The Filson is planning a digital exhibit of our own to complement the digital collection and further weave items and stories together, revealing what we know and admitting what we don’t. It will further contextualize these items and hold designated pages for as many enslaved persons as possible. This portion was heavily inspired by The Naming Project at Montpelier. Montpelier also created the Engaging Descendant Communities Rubric that was incredibly influential when reflecting on ways we have mishandled Black collections in the past. We’re also drafting a family tree of the Sanders, Green, and Taylor families, as well as a family tree of the Bullitt family, to aid researchers in grasping the connections between one generation and the next. With these resources, researchers can track the ways enslaved persons were transferred to other family members through marriages, last wills and testaments, and estate inventories.

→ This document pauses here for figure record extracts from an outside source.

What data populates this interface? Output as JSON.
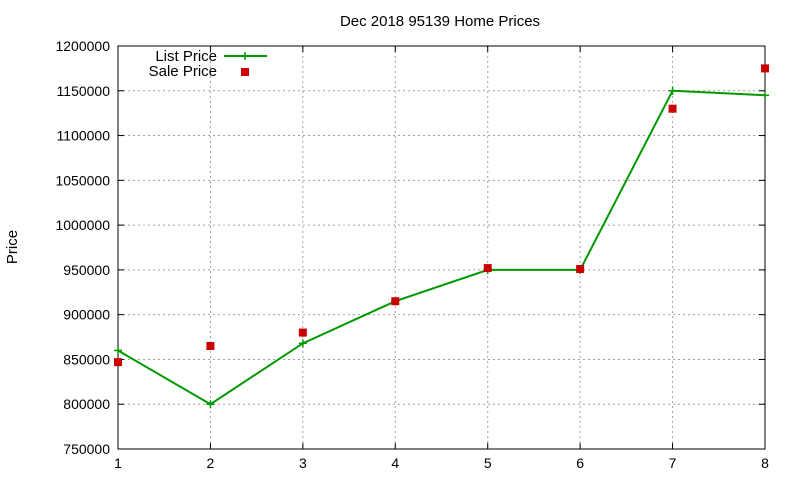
{
  "chart_data": {
    "type": "line",
    "title": "Dec 2018 95139 Home Prices",
    "xlabel": "",
    "ylabel": "Price",
    "x": [
      1,
      2,
      3,
      4,
      5,
      6,
      7,
      8
    ],
    "xlim": [
      1,
      8
    ],
    "ylim": [
      750000,
      1200000
    ],
    "y_ticks": [
      "750000",
      "800000",
      "850000",
      "900000",
      "950000",
      "1000000",
      "1050000",
      "1100000",
      "1150000",
      "1200000"
    ],
    "x_ticks": [
      "1",
      "2",
      "3",
      "4",
      "5",
      "6",
      "7",
      "8"
    ],
    "grid": true,
    "legend_position": "top-left",
    "series": [
      {
        "name": "List Price",
        "style": "line-with-plus-markers",
        "color": "#009900",
        "values": [
          860000,
          800000,
          868000,
          915000,
          950000,
          950000,
          1150000,
          1145000
        ]
      },
      {
        "name": "Sale Price",
        "style": "square-markers",
        "color": "#cc0000",
        "values": [
          847000,
          865000,
          880000,
          915000,
          952000,
          951000,
          1130000,
          1175000
        ]
      }
    ]
  }
}
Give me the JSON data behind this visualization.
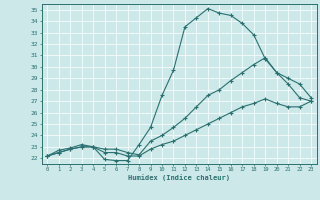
{
  "xlabel": "Humidex (Indice chaleur)",
  "ylabel": "",
  "bg_color": "#cce8e8",
  "line_color": "#2a7070",
  "grid_color": "#ffffff",
  "xlim": [
    -0.5,
    23.5
  ],
  "ylim": [
    21.5,
    35.5
  ],
  "xticks": [
    0,
    1,
    2,
    3,
    4,
    5,
    6,
    7,
    8,
    9,
    10,
    11,
    12,
    13,
    14,
    15,
    16,
    17,
    18,
    19,
    20,
    21,
    22,
    23
  ],
  "yticks": [
    22,
    23,
    24,
    25,
    26,
    27,
    28,
    29,
    30,
    31,
    32,
    33,
    34,
    35
  ],
  "series": [
    [
      22.2,
      22.7,
      22.9,
      23.2,
      23.0,
      21.9,
      21.8,
      21.8,
      23.2,
      24.7,
      27.5,
      29.7,
      33.5,
      34.3,
      35.1,
      34.7,
      34.5,
      33.8,
      32.8,
      30.7,
      29.5,
      28.5,
      27.3,
      27.0
    ],
    [
      22.2,
      22.5,
      22.8,
      23.0,
      23.0,
      22.8,
      22.8,
      22.5,
      22.3,
      23.5,
      24.0,
      24.7,
      25.5,
      26.5,
      27.5,
      28.0,
      28.8,
      29.5,
      30.2,
      30.8,
      29.5,
      29.0,
      28.5,
      27.3
    ],
    [
      22.2,
      22.5,
      22.8,
      23.0,
      23.0,
      22.5,
      22.5,
      22.2,
      22.2,
      22.8,
      23.2,
      23.5,
      24.0,
      24.5,
      25.0,
      25.5,
      26.0,
      26.5,
      26.8,
      27.2,
      26.8,
      26.5,
      26.5,
      27.0
    ]
  ]
}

As I begin to wrap up this project, I’m left with a sense of grief and frustration I fear I’ll never shake. We know so much about the Bullitt family. Their genealogy stretches generations. Their history didn’t begin with Oxmoor; it began much earlier, in their migration from Virginia to the Kentucky frontier in the 1790s. We have letters addressed to John C. Bullitt that fill boxes upon boxes. We have locks of Mildred Ann Bullitt’s hair. We have receipts and bills and ledger books. We know so much of the Bullitt family, yet we know so little of the people they enslaved.

There is one photograph of a woman we don’t know, and her eyes haunt me. The photograph is a tintype dated from between the 1860s and the 1880s. We don’t know exactly when. The cloth label that accompanies the photograph refers to the woman as “Mammie,” alongside a name that could be Patsy, Betsy, or Becky. The label also continues, “One of Tom Bullitt’s,” but it’s unclear if this statement refers to the woman or the white baby she holds. This ambiguity is yet another example of the dehumanization at the core of slavery and white supremacy. The photographs we have of enslaved women weren’t meant to picture them as people, but only as literal “carriers” of the white children they were forced to nurse. At the beginning of this project, I desperately wished for some missing link that would reveal who she was—that would give me answers. I never found it, and I’m starting to believe I never will.

I think this is what reckoning with slavery means. I think it means that we sit, uncomfortably, in this silence. I think it means that we mourn the stories we will never know because people failed to see them as valuable enough to record. This digital collection was first proposed as a launchpad for future projects both in and out of our institution, but more than anything, it’s meant to aid the descendants of enslaved people in taking back their history and finding their way out of the silence. We hope that this resource does them justice.

~Emma Johansen is collections assistant at the Filson Historical Society. They graduated in May 2021 from the University of Louisville with their bachelor’s in history and have been working with the Filson since January 2020. They specialize in LGBTQ+ history, digitization, and metadata creation.